Economic data is often confusing. It is not unusual for one set to suggest that things are going great, while another hints at trouble. Something like consumer confidence may be falling, for example, even as growth accelerates, or good manufacturing numbers may be contradicted by falling exports.
Each case of contradictory data like that is unique, but usually it comes down to a matter of time. Each report is a snapshot taken at one point, and some indicators look backward, while others look forward.
What is unusual, and puzzling, however, is when there are conflicting data around one indicator. That is what is happening now in the jobs market.
Tomorrow we will get the official jobs report for March, with the total of non-farm payrolls and the headline unemployment rate, and the guessing game as to what that will bring is particularly confusing this time around. The consensus estimate is for an increase of 175,000 jobs last month, with the unemployment rate holding steady at 3.8%.
Those would be decent numbers for an economy that has been adding jobs for around a decade but over the last couple of days we have seen two things that make those estimates look optimistic.
Yesterday’s ADP Payroll Report showed the slowest growth in private sector jobs for 18 months. The 129,000 positions added missed estimates, which is worrying enough, but the details are even more concerning. The biggest reductions came from industries such as construction and manufacturing that have led the recovery, and small businesses, which are typically more responsive to immediate economic conditions, also performed poorly.
That indication that maybe things are beginning to turn in the jobs market was then confirmed this morning, when the Challenger, Gray and Christmas quarterly jobs report showed that layoffs increased by 10.3 percent from the last quarter, which represents a massive 35.6 percent increase from the same quarter last year.
Those were the worst numbers since 2009, which has an ominous ring to it.
Yet up until now at least, the jobs story has been a consistent bright spot in the U.S. economy. We are at the lowest levels of unemployment seen for a long time and have continued to add jobs after all these years of expansion.
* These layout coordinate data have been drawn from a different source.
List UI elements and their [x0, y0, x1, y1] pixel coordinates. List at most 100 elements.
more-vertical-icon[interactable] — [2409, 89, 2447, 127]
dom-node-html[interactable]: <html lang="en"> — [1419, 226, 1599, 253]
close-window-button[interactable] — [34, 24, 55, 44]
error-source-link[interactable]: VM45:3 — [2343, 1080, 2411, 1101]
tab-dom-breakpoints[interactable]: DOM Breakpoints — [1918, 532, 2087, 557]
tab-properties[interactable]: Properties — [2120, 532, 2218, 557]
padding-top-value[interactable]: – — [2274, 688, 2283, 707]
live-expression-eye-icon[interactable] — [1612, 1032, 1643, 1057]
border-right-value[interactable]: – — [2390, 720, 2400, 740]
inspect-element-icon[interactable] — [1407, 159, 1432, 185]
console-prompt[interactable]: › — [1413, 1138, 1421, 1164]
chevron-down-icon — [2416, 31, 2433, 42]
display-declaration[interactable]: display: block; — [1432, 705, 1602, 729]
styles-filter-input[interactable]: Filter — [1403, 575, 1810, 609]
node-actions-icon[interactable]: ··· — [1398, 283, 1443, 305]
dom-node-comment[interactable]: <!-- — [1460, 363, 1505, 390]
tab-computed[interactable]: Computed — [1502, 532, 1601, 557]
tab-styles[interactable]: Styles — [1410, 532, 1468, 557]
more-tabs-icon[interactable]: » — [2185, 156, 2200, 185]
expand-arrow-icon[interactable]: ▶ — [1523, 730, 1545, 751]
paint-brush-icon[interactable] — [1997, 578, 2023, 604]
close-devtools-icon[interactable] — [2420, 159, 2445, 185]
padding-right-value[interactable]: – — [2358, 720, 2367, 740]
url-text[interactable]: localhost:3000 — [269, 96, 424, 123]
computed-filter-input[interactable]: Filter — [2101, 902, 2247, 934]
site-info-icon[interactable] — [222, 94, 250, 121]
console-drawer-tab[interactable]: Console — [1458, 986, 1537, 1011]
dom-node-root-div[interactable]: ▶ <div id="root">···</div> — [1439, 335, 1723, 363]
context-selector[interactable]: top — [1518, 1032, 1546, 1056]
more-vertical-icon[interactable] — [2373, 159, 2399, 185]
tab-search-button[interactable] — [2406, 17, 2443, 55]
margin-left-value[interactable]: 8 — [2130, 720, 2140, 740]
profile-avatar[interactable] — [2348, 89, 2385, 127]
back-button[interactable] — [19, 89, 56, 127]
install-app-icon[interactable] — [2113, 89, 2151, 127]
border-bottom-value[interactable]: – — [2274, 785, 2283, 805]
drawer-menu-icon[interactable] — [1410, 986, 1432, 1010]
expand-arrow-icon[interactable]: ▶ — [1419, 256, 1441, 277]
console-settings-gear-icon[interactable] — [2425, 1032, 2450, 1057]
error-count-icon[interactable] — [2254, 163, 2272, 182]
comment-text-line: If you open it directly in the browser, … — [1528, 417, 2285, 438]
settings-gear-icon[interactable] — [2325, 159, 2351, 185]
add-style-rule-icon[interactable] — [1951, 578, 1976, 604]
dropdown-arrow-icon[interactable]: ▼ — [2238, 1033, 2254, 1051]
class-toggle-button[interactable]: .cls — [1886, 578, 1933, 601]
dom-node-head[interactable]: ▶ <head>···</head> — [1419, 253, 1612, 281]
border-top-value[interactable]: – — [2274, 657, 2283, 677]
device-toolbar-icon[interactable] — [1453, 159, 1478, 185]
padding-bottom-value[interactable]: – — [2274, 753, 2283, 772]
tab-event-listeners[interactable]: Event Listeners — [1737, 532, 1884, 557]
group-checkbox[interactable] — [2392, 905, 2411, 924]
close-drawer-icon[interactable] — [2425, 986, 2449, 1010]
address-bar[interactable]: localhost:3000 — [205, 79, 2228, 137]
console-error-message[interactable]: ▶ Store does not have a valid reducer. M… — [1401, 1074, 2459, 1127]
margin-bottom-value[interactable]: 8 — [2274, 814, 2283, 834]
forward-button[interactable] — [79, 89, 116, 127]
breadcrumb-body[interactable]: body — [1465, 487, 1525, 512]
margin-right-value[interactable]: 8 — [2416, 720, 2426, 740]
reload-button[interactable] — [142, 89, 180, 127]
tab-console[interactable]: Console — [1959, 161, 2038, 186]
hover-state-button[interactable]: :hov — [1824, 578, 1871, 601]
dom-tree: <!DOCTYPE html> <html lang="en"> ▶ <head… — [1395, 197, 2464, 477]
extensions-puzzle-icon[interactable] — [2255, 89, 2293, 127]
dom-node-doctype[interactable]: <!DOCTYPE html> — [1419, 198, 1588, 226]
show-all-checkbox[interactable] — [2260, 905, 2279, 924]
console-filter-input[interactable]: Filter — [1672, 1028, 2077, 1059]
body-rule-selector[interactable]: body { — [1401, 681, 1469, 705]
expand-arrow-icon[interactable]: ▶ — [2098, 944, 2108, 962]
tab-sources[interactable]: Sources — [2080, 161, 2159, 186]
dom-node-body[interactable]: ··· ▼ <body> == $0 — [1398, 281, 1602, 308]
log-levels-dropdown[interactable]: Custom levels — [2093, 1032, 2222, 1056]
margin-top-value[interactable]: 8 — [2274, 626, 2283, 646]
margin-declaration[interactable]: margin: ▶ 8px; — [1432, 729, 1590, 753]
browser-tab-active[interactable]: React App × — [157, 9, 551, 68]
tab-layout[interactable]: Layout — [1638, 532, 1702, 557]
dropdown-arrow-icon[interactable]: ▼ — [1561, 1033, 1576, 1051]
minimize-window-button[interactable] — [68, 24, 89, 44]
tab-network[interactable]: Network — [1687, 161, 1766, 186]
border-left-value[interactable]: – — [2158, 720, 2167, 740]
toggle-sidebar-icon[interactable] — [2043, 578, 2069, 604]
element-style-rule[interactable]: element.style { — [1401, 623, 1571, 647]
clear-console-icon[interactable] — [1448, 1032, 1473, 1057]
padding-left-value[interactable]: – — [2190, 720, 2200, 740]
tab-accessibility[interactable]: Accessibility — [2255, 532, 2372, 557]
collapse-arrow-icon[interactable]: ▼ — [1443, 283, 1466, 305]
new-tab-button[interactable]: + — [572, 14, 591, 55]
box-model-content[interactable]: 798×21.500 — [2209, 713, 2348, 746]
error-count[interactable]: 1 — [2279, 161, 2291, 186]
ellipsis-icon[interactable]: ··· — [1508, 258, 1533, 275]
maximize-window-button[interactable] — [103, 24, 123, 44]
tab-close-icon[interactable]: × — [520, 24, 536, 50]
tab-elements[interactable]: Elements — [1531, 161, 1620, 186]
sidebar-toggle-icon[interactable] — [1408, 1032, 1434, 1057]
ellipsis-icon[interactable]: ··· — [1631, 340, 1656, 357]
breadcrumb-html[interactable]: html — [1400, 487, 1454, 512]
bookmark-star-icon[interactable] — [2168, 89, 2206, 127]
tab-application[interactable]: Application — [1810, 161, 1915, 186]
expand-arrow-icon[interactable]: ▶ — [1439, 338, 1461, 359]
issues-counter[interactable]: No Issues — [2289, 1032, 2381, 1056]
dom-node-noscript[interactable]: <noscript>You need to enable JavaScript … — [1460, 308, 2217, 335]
That is according to the official Bureau of Labor statistics numbers, which have a history of being a much more reliable indicator of underlying economic strength than the private sector reports mentioned above.
So which is it? Are we turning the corner and heading to a pullback, or is this just hirers taking a breather after such a long period of expansion?
Unfortunately, the first scenario makes more sense.
The differences in this case cannot be put down to forward or backward-looking data. By their nature, reports on jobs and hiring all look backwards. To interpret their future impact, we have to dig a little deeper into the numbers. The Challenger, Gray and Christmas report did that, and what they found was not encouraging.
Their conclusion: ”Several indications, such as the number of companies filing for bankruptcy or closing operations, suggest we're heading for a downturn.”
In addition to weakness in non-farm payrolls, investors should be watching tomorrow’s report for any revision to last month’s numbers. They showed an abysmal 20,000 jobs added in February, but there were a whole host of excuses context of the lowest unemployment rate for fifty years it was easy to write that off as an anomaly. If there is no significant upward revision and tomorrow brings another disappointment though, it starts to look like a trend.
As to how investors should react, or even whether they should react at all, that, as usual, depends on your time horizon. If you are investing for retirement many years from now, you should do nothing. Over time, stocks go up. There is no rolling twenty-year period when equities have fallen in the history of the market.
If you are not looking that far away though, reducing your exposure to equities should tomorrow’s numbers be bad would make sense.
The market has been acting on two assumptions over the last few months, that a trade deal is imminent and that the effects of the tariffs to date are minimal and temporary. If the jobs report confirms what the private data suggest, that the second is not true, it would make the first moot, as any deal could be seen as too little, too late. That has the potential to cause a major selloff, but at the very least would severely limit the upside as we wait to see what any deal would look like.
Tomorrow’s numbers should therefore be watched closely and regardless of any excuses, bad news should be taken at face value.